MOTORISTS can be seen entering and leaving St Hill St via six different streets and 12 different directions. However, were any motorist to rely on a street sign to assist them, they have a problem. There is only one street sign to be found anywhere in St Hill St and that is at the Dublin St end.
The other 16 road signs, previously found at the six intersections, have been removed and not replaced.
What is the reason for this? None of the street names have changed and "awaiting new signs" is not an excuse. Nor is "completion of the improvements for cyclists" as these appear to have been completed, so why have the signs not been replaced?
Their absence, coupled with the existing inadequate turning lane markings on St Hill St — which are obscured to other motorists as soon as one vehicle has to stop at the intersection — are a damning sign of council mismanagement and incompetence.
We road users deserve better and demand to know when the traffic management team employed by the Wanganui District Council will start to undertake its duties in a responsible and accountable manner.
Quality of life
How money works, G.R. Scown, depends on what goal is to be achieved.
While many examples exist of governments around the world wasting money there are also many examples of corporations wasting money at the cost of wealth generation.
Governments have taxpayers to help overcome cash shortages, while companies have shareholders and in some cases the taxpayers. Remember the bail-outs of banks a few years ago, which was not the first time companies have been bailed out by taxpayers.
Wealth creation is one way to use money, however the continuing existence of the inequality gap would appear to indicate this use of money is favouring a few, not the majority.
All governments have several objectives they are wanting to achieve when they set tax rates. In Denmark, where the lowest individual tax rate for 2019 is 55.8 per cent, nine out of 10 people, when surveyed, said they happily paid their taxes. For them it is not about wealth creation but investing in their society or "purchasing a quality of life".
In 2016 and 2017 Denmark was found to be the happiest nation in the world and although Finland replaced them at the top in 2018 and 2019, Denmark only slipped one place to second happiest. The US, where wealth creation is top priority, has dropped from 14th place in 2017 to 19th in 2019.
What the Danish government is attempting to do is ensure as best they can that the physiological needs of their society are attended to. To achieve that, the citizens are willing to pay high tax rates, high when compared to most other countries of the world.

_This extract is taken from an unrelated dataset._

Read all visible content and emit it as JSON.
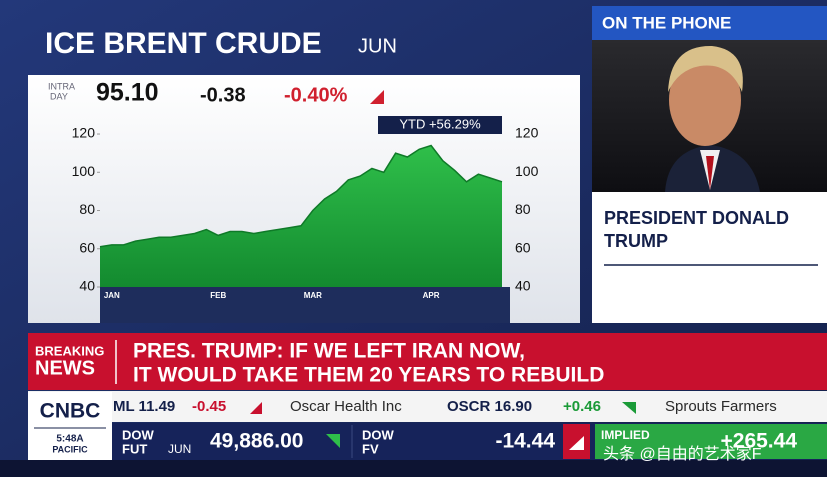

Its projected 10th placing in the GDP per capita ranking for 2019 by the IMF indicates they are not sacrificing the creation of wealth.

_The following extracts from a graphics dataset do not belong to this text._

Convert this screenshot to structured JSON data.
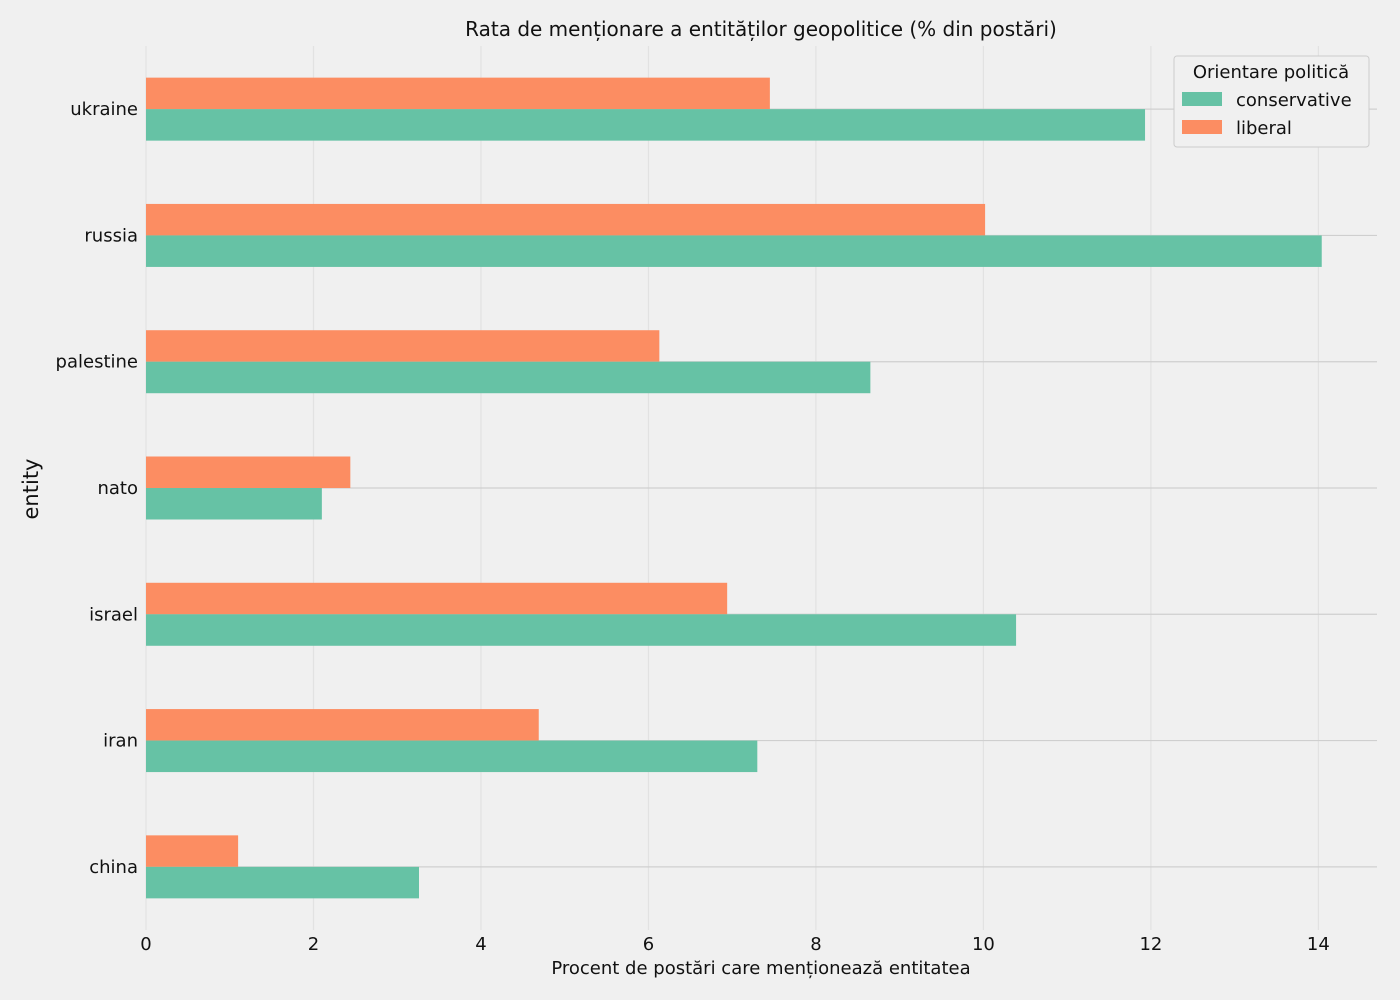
{
  "chart_data": {
    "type": "bar",
    "orientation": "horizontal",
    "title": "Rata de menționare a entităților geopolitice (% din postări)",
    "xlabel": "Procent de postări care menționează entitatea",
    "ylabel": "entity",
    "xlim": [
      0,
      14.7
    ],
    "xticks": [
      0,
      2,
      4,
      6,
      8,
      10,
      12,
      14
    ],
    "grid": true,
    "categories": [
      "ukraine",
      "russia",
      "palestine",
      "nato",
      "israel",
      "iran",
      "china"
    ],
    "series": [
      {
        "name": "conservative",
        "color": "#66c2a5",
        "values": [
          11.93,
          14.04,
          8.65,
          2.1,
          10.39,
          7.3,
          3.26
        ]
      },
      {
        "name": "liberal",
        "color": "#fc8d62",
        "values": [
          7.45,
          10.02,
          6.13,
          2.44,
          6.94,
          4.69,
          1.1
        ]
      }
    ],
    "legend": {
      "title": "Orientare politică",
      "placement": "top-right"
    }
  }
}
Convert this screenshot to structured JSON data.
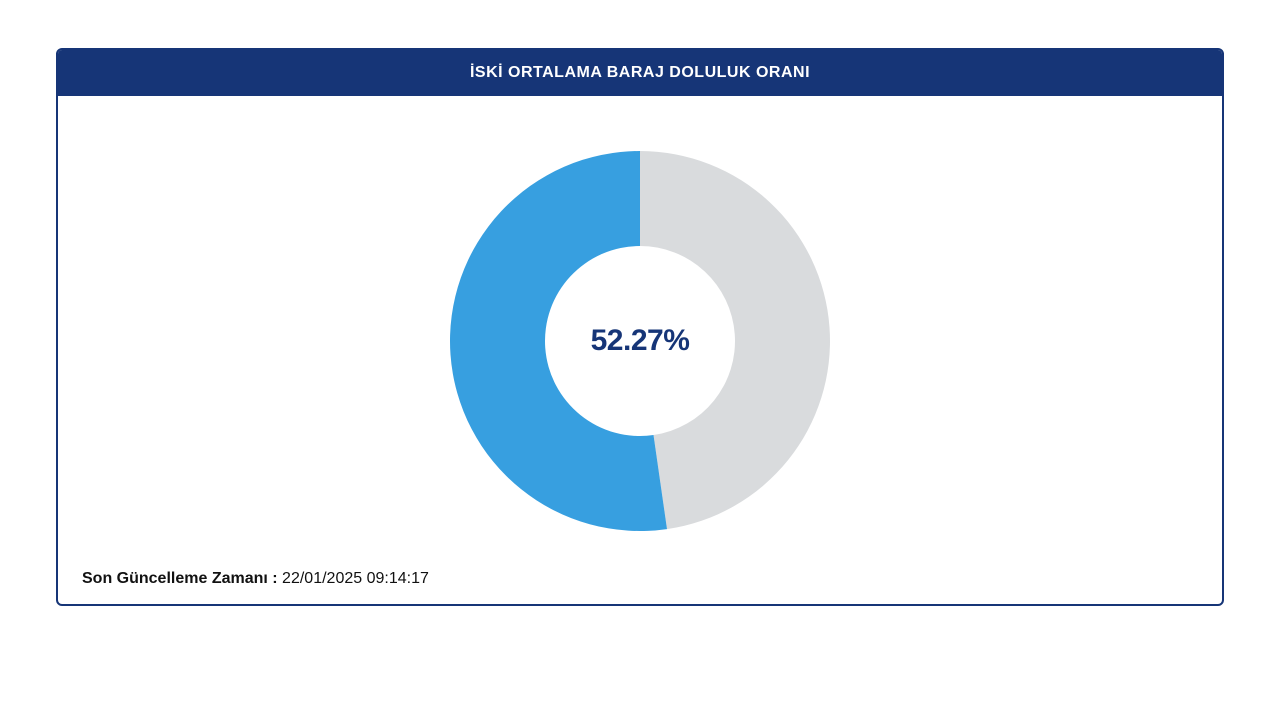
{
  "card": {
    "title": "İSKİ ORTALAMA BARAJ DOLULUK ORANI",
    "footer_label": "Son Güncelleme Zamanı :",
    "footer_value": " 22/01/2025 09:14:17",
    "border_color": "#163577",
    "header_bg": "#163577",
    "header_text_color": "#ffffff",
    "header_fontsize": 16
  },
  "donut": {
    "type": "donut",
    "value_percent": 52.27,
    "center_label": "52.27%",
    "center_label_color": "#163577",
    "center_label_fontsize": 30,
    "fill_color": "#379fe0",
    "empty_color": "#d9dbdd",
    "background_color": "#ffffff",
    "outer_radius": 190,
    "inner_radius": 95,
    "start_angle_deg": -90,
    "svg_size": 400
  }
}
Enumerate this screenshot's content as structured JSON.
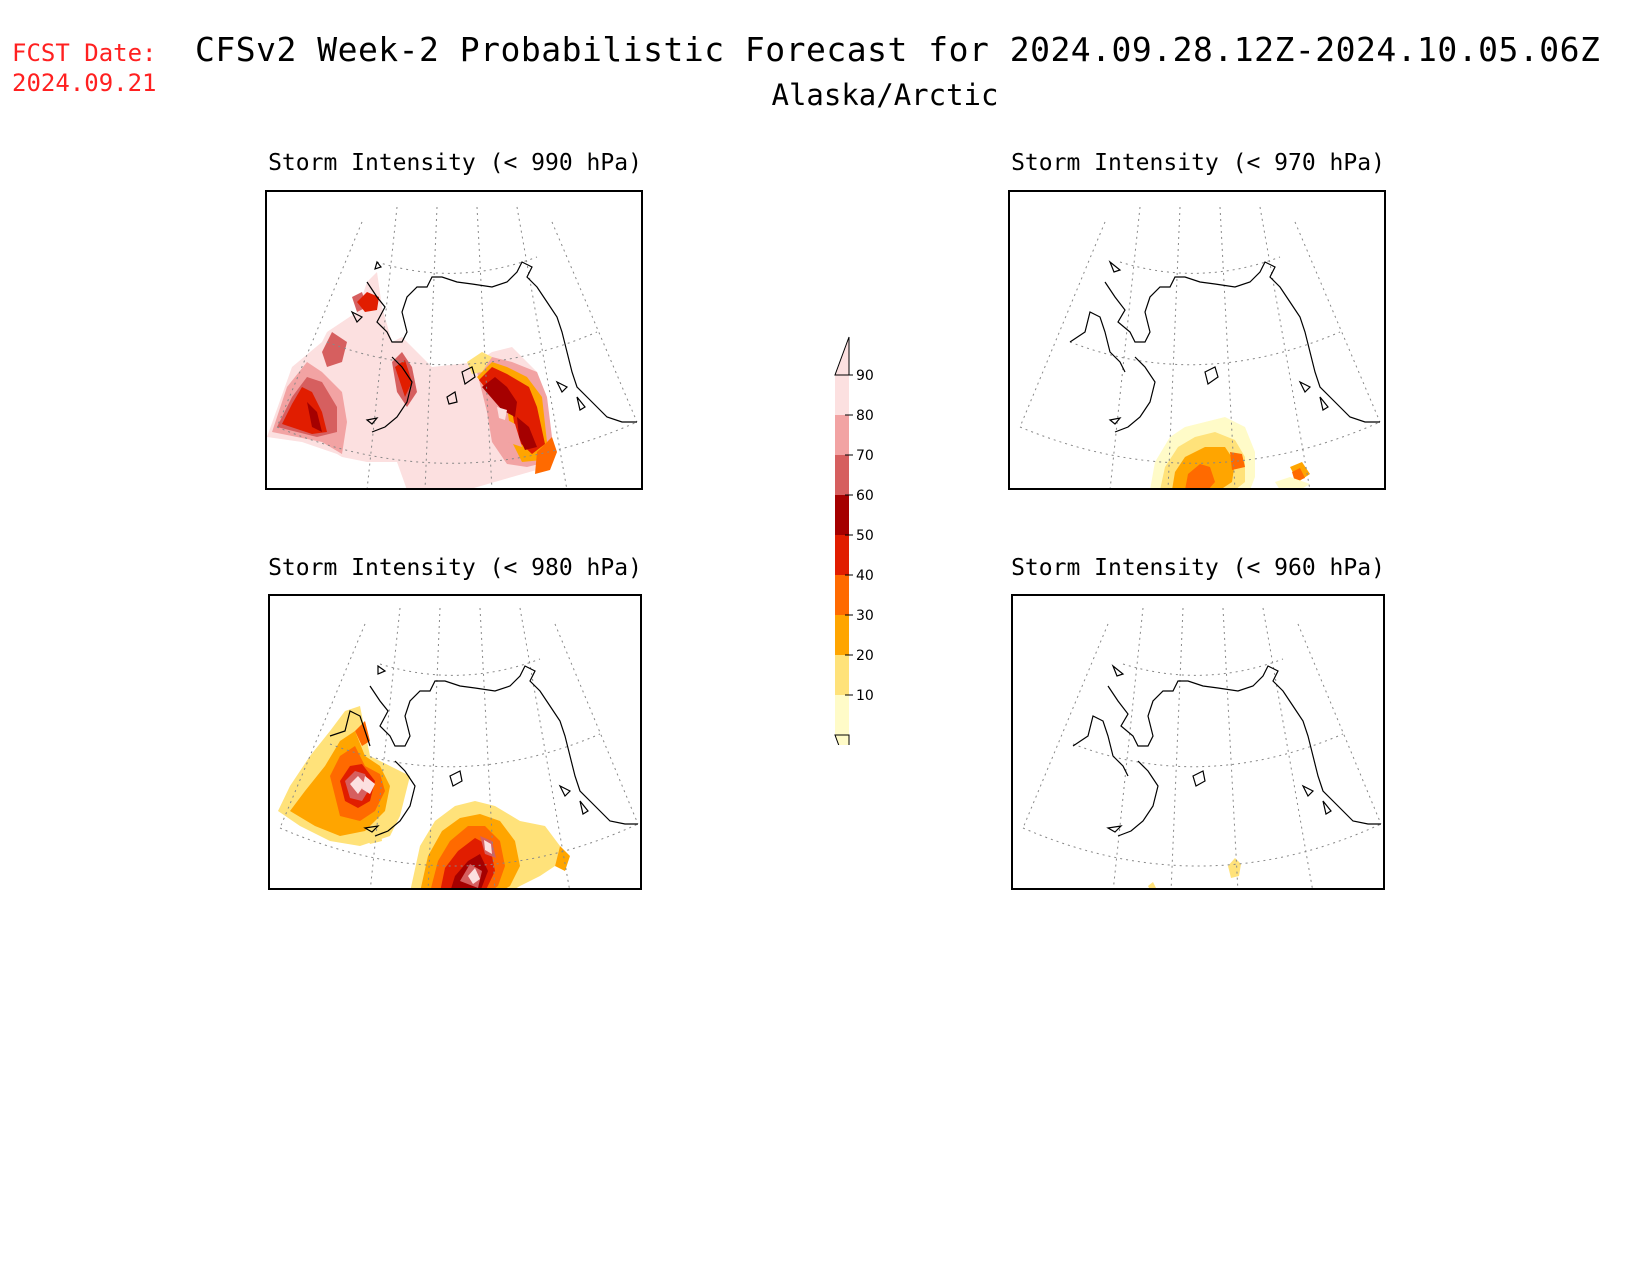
{
  "header": {
    "fcst_label": "FCST Date:",
    "fcst_date": "2024.09.21",
    "title": "CFSv2 Week-2 Probabilistic Forecast for 2024.09.28.12Z-2024.10.05.06Z",
    "subtitle": "Alaska/Arctic"
  },
  "panels": [
    {
      "title": "Storm Intensity (< 990 hPa)"
    },
    {
      "title": "Storm Intensity (< 970 hPa)"
    },
    {
      "title": "Storm Intensity (< 980 hPa)"
    },
    {
      "title": "Storm Intensity (< 960 hPa)"
    }
  ],
  "colorbar": {
    "levels": [
      "10",
      "20",
      "30",
      "40",
      "50",
      "60",
      "70",
      "80",
      "90"
    ],
    "colors": [
      "#fffbc8",
      "#ffe27a",
      "#ffa500",
      "#ff6a00",
      "#e11d00",
      "#a50000",
      "#d65f5f",
      "#f2a3a3",
      "#fce0e0"
    ]
  }
}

While Aotearoa is placed as the eighth happiest nation, work obviously needs to be done. By providing for future generations' physiological needs when looking to pass laws, we could ensure we are purchasing a quality of life, just as Denmark is doing for its citizens.
Capital gains tax
The game is over with the capital gains tax. The property speculators and their media mavens won.
The talk on capital gains tax had been fraught by media right-wing bluster with dishonest headlines like "Capital gains tax could blow up Kiwi tax system" and "Capital gains tax punishes hard work". The AM Show's well-heeled pundits guffawed, "Great work, Labour, you bunch of socialist twits".

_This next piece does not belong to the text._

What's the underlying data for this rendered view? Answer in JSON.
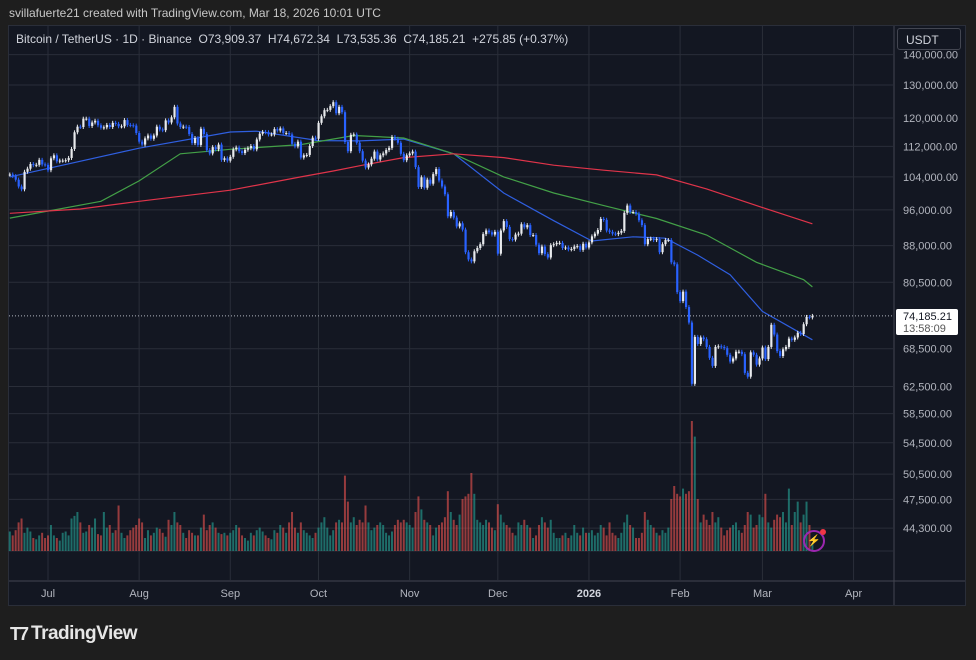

The far-right wing Taxpayers' Union has been funding a vast social media and email campaign to unfairly discredit the CGT. After the initial tax briefing a month ago,
Newshub's Tova O'Brien chased Winston Peters down the hall of parliament yelling at him repeatedly that "Capital gains tax doesn't work anywhere!".
If this tax doesn't work, why do all responsibly prosperous nations continue to use it? Surely, with daily reports of cracks in the health, education system, poverty and housing, we could use some extra income. After all, any cursory look at the OECD website demonstrates that we have one of the lowest tax burdens, while we spend comparatively little. And it shows.
Scare tactics like rent increases should be looked at closely. There is no intrinsic reason to raise rents. Capital gains are not taken until the property is sold. Regulations as those that exist in most developed nations on rent controls would easily stop rent gouging.
Landlords are now making off like bandits ... still tax-free when the bright line is honoured. Trader status is rarely enforced.
Few Kiwis other than speculators would have actually been affected. Additionally, the Labour-led coalition admitted that the CGT proposal could have been modified to include tweaks to account for renovations, improvements and inflation.
Still, the latest poll at the end of March by new Horizon Research showed that almost 10 per cent more approved of the tax than opposed. But some powerful people who have profited greatly at our expense under neo-liberalism had a lot to lose.
They appear to have gotten to a spineless New Zealand First, who torpedoed the tax. We all lose.